I love riding the bus in seattle - I’ll usually be reading a book or just looking out the window with headphones in. His perspective as a driver makes me rethink how even when the bus is empty I’ll take a seat near the rear doors. How there have been times I didn’t wave or thank the driver. I like how he has created a community within his route and is sharing these stories even though he was intending to keep them precious in his journal.
I think I will try to ride Nathan’s bus the next time I am in town to see it for myself.
as a former metro rider, this book made my heart explode. i rode seattle buses every day for four years, and the small, meaningful interactions between drivers and riders contributed so much to my understanding of the city. many of my deepest memories center around riding the bus—my first adventure off campus when we took the route in the wrong direction, being the sole rider on various holidays, seeing other riders’ costumes late one halloween night, and running to catch the bus a number of times when i knew full well another would come in the next 15 minutes. nathan vass lays bare the wonder, chaos, and miracles of human interaction that occur daily on king county metro buses, which is both so valuable and so necessary.

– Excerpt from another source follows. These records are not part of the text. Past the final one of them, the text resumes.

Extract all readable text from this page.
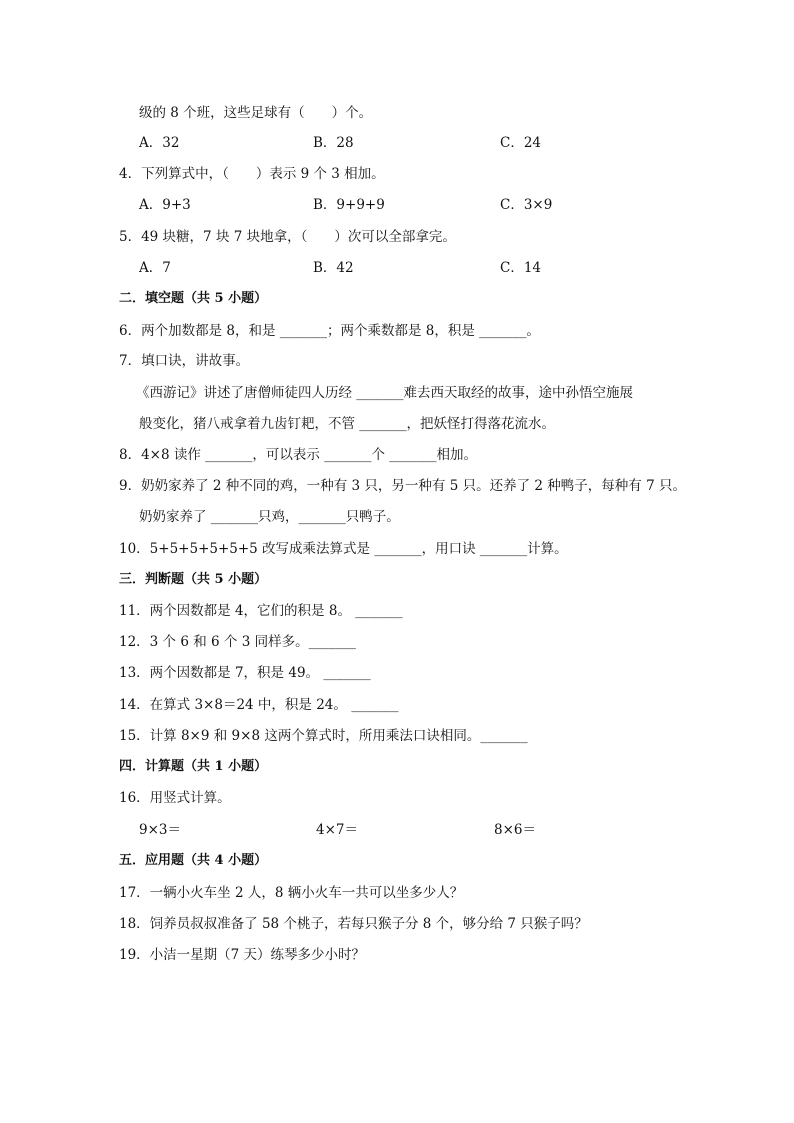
级的 8 个班，这些足球有（　　）个。
A．32	B．28	C．24
4．下列算式中，（　　）表示 9 个 3 相加。
A．9+3	B．9+9+9	C．3×9
5．49 块糖，7 块 7 块地拿，（　　）次可以全部拿完。
A．7	B．42	C．14
二．填空题（共 5 小题）
6．两个加数都是 8，和是 _______；两个乘数都是 8，积是 _______。
7．填口诀，讲故事。
《西游记》讲述了唐僧师徒四人历经 _______难去西天取经的故事，途中孙悟空施展
般变化，猪八戒拿着九齿钉耙，不管 _______，把妖怪打得落花流水。
8．4×8 读作 _______，可以表示 _______个 _______相加。
9．奶奶家养了 2 种不同的鸡，一种有 3 只，另一种有 5 只。还养了 2 种鸭子，每种有 7 只。
奶奶家养了 _______只鸡，_______只鸭子。
10．5+5+5+5+5+5 改写成乘法算式是 _______，用口诀 _______计算。
三．判断题（共 5 小题）
11．两个因数都是 4，它们的积是 8。 _______
12．3 个 6 和 6 个 3 同样多。_______
13．两个因数都是 7，积是 49。 _______
14．在算式 3×8＝24 中，积是 24。 _______
15．计算 8×9 和 9×8 这两个算式时，所用乘法口诀相同。_______
四．计算题（共 1 小题）
16．用竖式计算。
9×3＝	4×7＝	8×6＝
五．应用题（共 4 小题）
17．一辆小火车坐 2 人，8 辆小火车一共可以坐多少人？
18．饲养员叔叔准备了 58 个桃子，若每只猴子分 8 个，够分给 7 只猴子吗？
19．小洁一星期（7 天）练琴多少小时？
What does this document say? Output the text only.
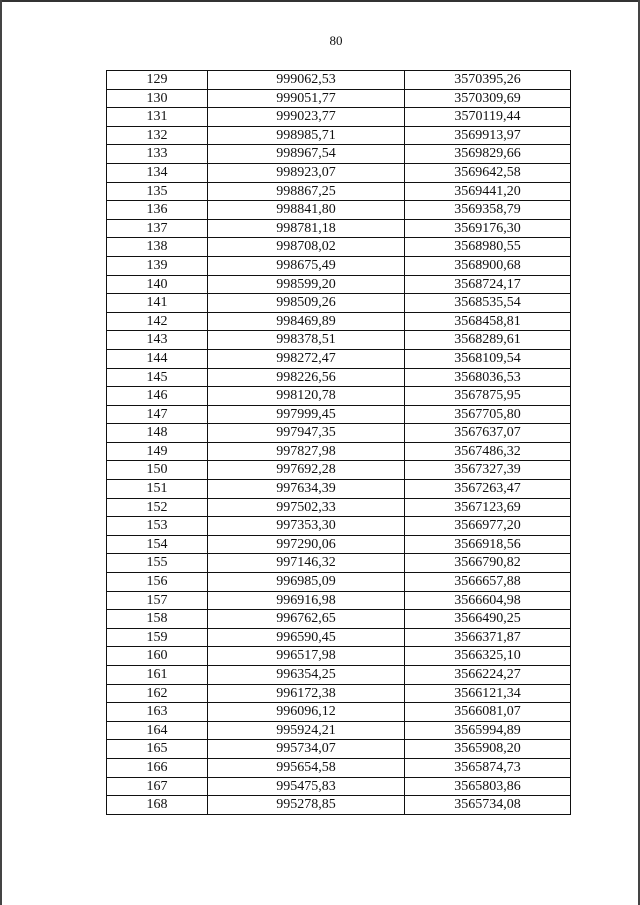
80
129	999062,53	3570395,26
130	999051,77	3570309,69
131	999023,77	3570119,44
132	998985,71	3569913,97
133	998967,54	3569829,66
134	998923,07	3569642,58
135	998867,25	3569441,20
136	998841,80	3569358,79
137	998781,18	3569176,30
138	998708,02	3568980,55
139	998675,49	3568900,68
140	998599,20	3568724,17
141	998509,26	3568535,54
142	998469,89	3568458,81
143	998378,51	3568289,61
144	998272,47	3568109,54
145	998226,56	3568036,53
146	998120,78	3567875,95
147	997999,45	3567705,80
148	997947,35	3567637,07
149	997827,98	3567486,32
150	997692,28	3567327,39
151	997634,39	3567263,47
152	997502,33	3567123,69
153	997353,30	3566977,20
154	997290,06	3566918,56
155	997146,32	3566790,82
156	996985,09	3566657,88
157	996916,98	3566604,98
158	996762,65	3566490,25
159	996590,45	3566371,87
160	996517,98	3566325,10
161	996354,25	3566224,27
162	996172,38	3566121,34
163	996096,12	3566081,07
164	995924,21	3565994,89
165	995734,07	3565908,20
166	995654,58	3565874,73
167	995475,83	3565803,86
168	995278,85	3565734,08
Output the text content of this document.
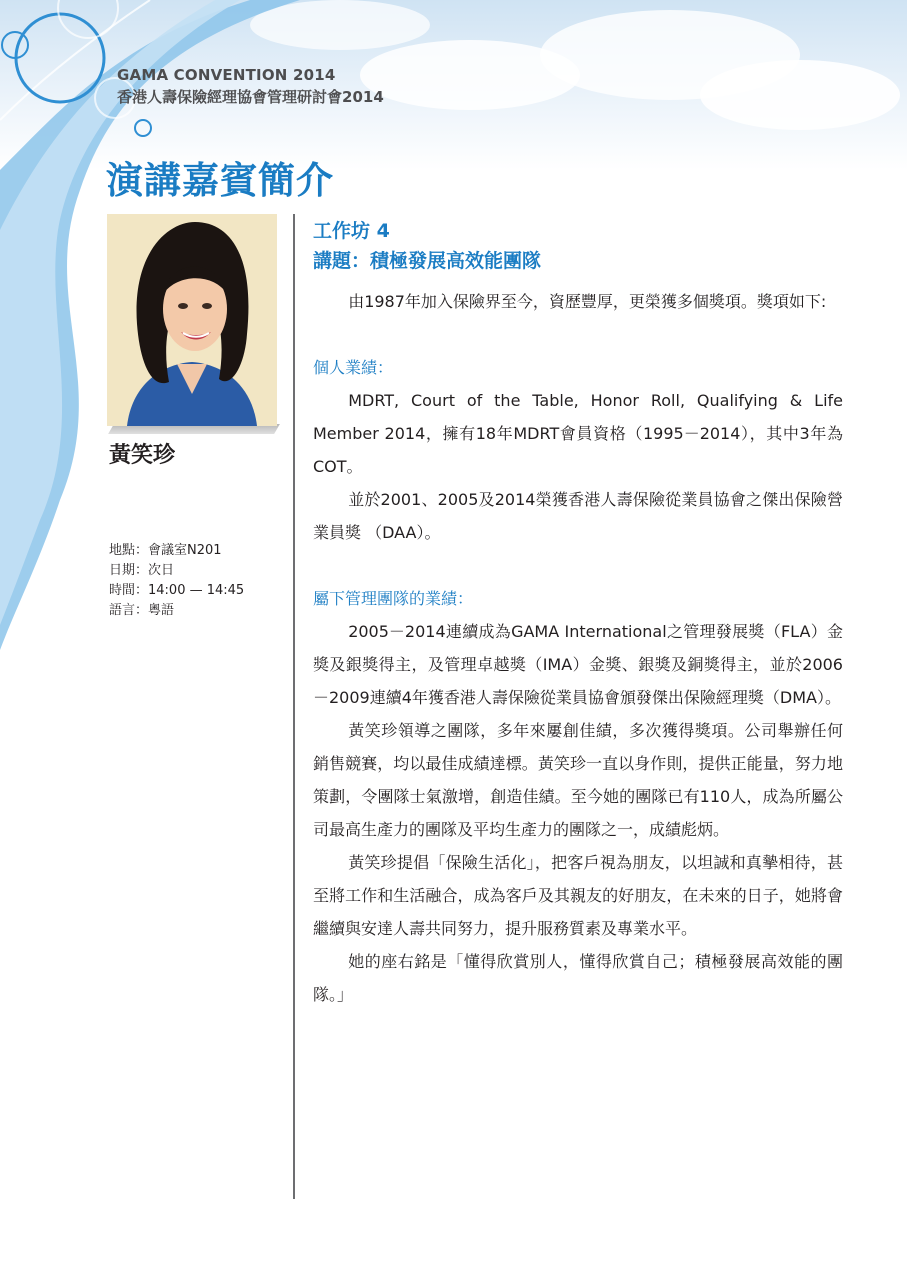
GAMA CONVENTION 2014
香港人壽保險經理協會管理研討會2014
演講嘉賓簡介
黃笑珍
地點：會議室N201
日期：次日
時間：14:00 — 14:45
語言：粵語
工作坊 4
講題：積極發展高效能團隊

由1987年加入保險界至今，資歷豐厚，更榮獲多個獎項。獎項如下:

個人業績：

MDRT, Court of the Table, Honor Roll, Qualifying & Life Member 2014，擁有18年MDRT會員資格（1995－2014），其中3年為COT。

並於2001、2005及2014榮獲香港人壽保險從業員協會之傑出保險營業員獎 （DAA）。

屬下管理團隊的業績：

2005－2014連續成為GAMA International之管理發展獎（FLA）金獎及銀獎得主，及管理卓越獎（IMA）金獎、銀獎及銅獎得主，並於2006－2009連續4年獲香港人壽保險從業員協會頒發傑出保險經理獎（DMA）。

黃笑珍領導之團隊，多年來屢創佳績，多次獲得獎項。公司舉辦任何銷售競賽，均以最佳成績達標。黃笑珍一直以身作則，提供正能量，努力地策劃，令團隊士氣激增，創造佳績。至今她的團隊已有110人，成為所屬公司最高生產力的團隊及平均生產力的團隊之一，成績彪炳。

黃笑珍提倡「保險生活化」，把客戶視為朋友，以坦誠和真摰相待，甚至將工作和生活融合，成為客戶及其親友的好朋友，在未來的日子，她將會繼續與安達人壽共同努力，提升服務質素及專業水平。

她的座右銘是「懂得欣賞別人，懂得欣賞自己；積極發展高效能的團隊。」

I've never read a book that I've felt such an intense connection with the author and the subject. This is a collection of vignettes and stories told from the perspective of a Seattle bus driver all based on real experiences between 2013 and 2018.
I moved to Seattle in 2010 and rode the bus every week day from 2010 - 2017. What became intensely clear to me is that the author is one of the best of us. The way he observes and the grace with which he interacts with the entire bus ecosystem is amazing to behold. I think he does an incredible job of capturing the fact that the depth of humanity on a city bus is both a beautiful and occasionally terrifying thing.
Seriously though: if you've spent significant time on public transportation this book will make you cry.
I initially thought to read a chapter each night, as these touching stories are so humanly raw that I needed to pace myself; proper time to recover from the tears and proper time to cherish the positive (and sometimes very funny) moments that made me smile. But these stories are so good I ended up staying up all night to read the entire book. This young man is a real hero and so very modest. I loved the part where Nathan expressed fear in sharing his life and stories; that it would somehow diminish the special moments. But Nathan writes so well that I think he truly expanded his private and special moments to all of us. Thank you, Nathan, for trusting your readers and sharing your life with us.
If I could give this book a 10, I would. This is a beautiful book, told by a beautiful person. I read this in small doses, in order to make it last longer, as well as to give myself time to think about each encounter that he describes. Nathan makes every person live in your mind, no matter their personality or their circumstance. He has such an appreciation for their different struggles, attitudes, triumphs, and life situations. And there is a deep graciousness in his display of their common humanity, wherever they find themselves and however they have reached that point in their lives.
I want to give this book to everyone I love - and I want to ride Nathan's bus!
This book will give you hope that there's still some goodness in the world. The author, in addition to being a writer, photographer, and film maker, drives a bus in Seattle. And he chooses to drive a route that goes through some of the most down-and-out neighborhoods in the city. These very short stories and vignettes of the people he's met while driving the bus are wonderful, and certainly helped remind me about the importance of recognizing all people as fellow humans, regardless of their situations. Truly moving.